Independentemente disso, dizem eles, é um sinal de que Xi está enfrentando uma crise de poder.
Outro protegido de Xi, o ministro da Defesa, almirante Dong Jun, também está sob investigação, segundo relatos.
No briefing diário do Ministério das Relações Exteriores da China em 27 de novembro, um porta-voz rejeitou uma pergunta sobre a investigação relatada sobre Dong como "perseguindo sombras", o que implica que era um boato. A transcrição publicada, no entanto, não incluiu a troca.
A expressão "rumores são previsões muito à frente dos tempos" tornou-se comum na China. A crença era tão difundida que os meios de propaganda comunista tentaram desacreditá-la em um editorial de 2015.
Desde que Xi assumiu o Partido em 2012, um total de sete membros da Comissão Militar Central, incluindo Miao, foram afastados.
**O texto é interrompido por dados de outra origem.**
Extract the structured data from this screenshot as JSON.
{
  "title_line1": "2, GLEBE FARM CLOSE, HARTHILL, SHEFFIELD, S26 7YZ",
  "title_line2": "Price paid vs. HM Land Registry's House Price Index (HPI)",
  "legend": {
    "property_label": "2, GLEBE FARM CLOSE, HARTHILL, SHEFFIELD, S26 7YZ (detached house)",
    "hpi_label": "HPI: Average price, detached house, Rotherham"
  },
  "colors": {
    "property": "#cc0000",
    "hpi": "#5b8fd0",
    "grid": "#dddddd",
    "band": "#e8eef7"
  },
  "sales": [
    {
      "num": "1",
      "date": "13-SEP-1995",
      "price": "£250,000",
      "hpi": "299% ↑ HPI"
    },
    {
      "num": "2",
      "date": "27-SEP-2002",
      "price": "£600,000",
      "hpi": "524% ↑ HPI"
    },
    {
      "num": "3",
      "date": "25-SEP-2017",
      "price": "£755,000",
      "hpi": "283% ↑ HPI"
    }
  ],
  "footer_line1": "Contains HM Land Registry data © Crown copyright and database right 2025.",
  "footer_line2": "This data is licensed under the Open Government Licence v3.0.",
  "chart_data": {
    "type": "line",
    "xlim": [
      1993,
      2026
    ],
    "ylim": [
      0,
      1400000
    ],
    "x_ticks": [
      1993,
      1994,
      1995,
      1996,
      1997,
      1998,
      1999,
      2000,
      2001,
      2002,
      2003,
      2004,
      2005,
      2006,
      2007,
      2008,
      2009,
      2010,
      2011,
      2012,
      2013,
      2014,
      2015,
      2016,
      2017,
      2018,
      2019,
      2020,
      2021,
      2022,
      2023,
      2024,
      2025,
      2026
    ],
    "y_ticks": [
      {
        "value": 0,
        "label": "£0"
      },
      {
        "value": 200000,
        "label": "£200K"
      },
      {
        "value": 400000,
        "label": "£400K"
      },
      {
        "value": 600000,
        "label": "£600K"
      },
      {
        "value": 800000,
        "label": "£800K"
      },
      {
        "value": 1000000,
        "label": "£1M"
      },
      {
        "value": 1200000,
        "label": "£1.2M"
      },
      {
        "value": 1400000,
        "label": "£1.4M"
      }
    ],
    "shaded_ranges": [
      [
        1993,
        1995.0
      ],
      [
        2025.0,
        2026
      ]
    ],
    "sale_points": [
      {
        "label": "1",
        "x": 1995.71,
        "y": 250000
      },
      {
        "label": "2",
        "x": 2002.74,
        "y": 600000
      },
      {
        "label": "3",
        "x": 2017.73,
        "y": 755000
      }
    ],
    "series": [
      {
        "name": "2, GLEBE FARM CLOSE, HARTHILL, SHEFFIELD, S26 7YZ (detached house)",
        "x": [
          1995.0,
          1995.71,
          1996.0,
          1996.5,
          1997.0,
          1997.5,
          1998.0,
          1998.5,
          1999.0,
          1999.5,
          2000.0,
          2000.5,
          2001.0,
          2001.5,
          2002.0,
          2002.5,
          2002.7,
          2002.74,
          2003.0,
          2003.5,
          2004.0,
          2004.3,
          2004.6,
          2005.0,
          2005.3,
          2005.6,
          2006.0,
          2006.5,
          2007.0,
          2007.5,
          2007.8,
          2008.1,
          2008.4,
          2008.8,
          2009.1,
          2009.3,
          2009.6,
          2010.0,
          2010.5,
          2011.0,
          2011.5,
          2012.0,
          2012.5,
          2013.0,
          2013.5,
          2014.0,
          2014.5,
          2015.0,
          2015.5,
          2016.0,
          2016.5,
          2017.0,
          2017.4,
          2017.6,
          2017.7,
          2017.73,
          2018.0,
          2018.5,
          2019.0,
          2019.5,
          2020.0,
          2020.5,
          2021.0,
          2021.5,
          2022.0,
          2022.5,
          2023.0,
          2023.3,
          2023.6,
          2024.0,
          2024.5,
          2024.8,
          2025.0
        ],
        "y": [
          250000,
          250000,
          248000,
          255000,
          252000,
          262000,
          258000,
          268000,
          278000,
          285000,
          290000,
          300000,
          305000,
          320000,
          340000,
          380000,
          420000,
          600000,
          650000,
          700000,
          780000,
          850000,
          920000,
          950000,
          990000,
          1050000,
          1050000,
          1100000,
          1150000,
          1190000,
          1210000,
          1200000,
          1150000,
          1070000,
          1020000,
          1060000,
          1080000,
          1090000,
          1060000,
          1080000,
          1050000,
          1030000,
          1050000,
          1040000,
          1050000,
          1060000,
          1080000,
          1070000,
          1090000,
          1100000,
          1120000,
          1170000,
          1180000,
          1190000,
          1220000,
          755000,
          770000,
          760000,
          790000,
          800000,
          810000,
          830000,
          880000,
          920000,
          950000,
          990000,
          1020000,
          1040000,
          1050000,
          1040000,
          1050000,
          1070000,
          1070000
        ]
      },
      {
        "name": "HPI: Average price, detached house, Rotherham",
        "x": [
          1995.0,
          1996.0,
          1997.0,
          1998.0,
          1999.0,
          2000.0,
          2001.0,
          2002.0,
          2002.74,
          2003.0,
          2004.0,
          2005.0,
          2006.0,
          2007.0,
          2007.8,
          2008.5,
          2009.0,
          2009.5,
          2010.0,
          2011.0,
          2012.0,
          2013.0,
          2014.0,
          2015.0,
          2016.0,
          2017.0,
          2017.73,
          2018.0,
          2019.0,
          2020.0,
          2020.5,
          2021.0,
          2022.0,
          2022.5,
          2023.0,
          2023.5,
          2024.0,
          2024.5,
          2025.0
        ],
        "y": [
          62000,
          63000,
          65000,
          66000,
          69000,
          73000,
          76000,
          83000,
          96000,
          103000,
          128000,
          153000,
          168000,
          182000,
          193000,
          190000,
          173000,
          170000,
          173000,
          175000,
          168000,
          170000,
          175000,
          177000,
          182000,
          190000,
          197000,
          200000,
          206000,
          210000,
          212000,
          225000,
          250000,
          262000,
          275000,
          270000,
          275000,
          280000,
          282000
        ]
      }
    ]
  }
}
Em outubro de 2023, o PCC anunciou oficialmente a remoção de Li Shangfu do cargo de ministro da Defesa após um desaparecimento de dois meses da vista do público. Havia rumores de que Li havia sido destituído de seu título no momento em que desapareceu.
Li foi ministro da Defesa por sete meses. Seu antecessor, Wei Fenghe, outro membro da Comissão Militar Central, foi removido em março de 2023 após servir por cinco anos. A corrupção foi citada como a razão oficial para a expulsão de ambos os generais.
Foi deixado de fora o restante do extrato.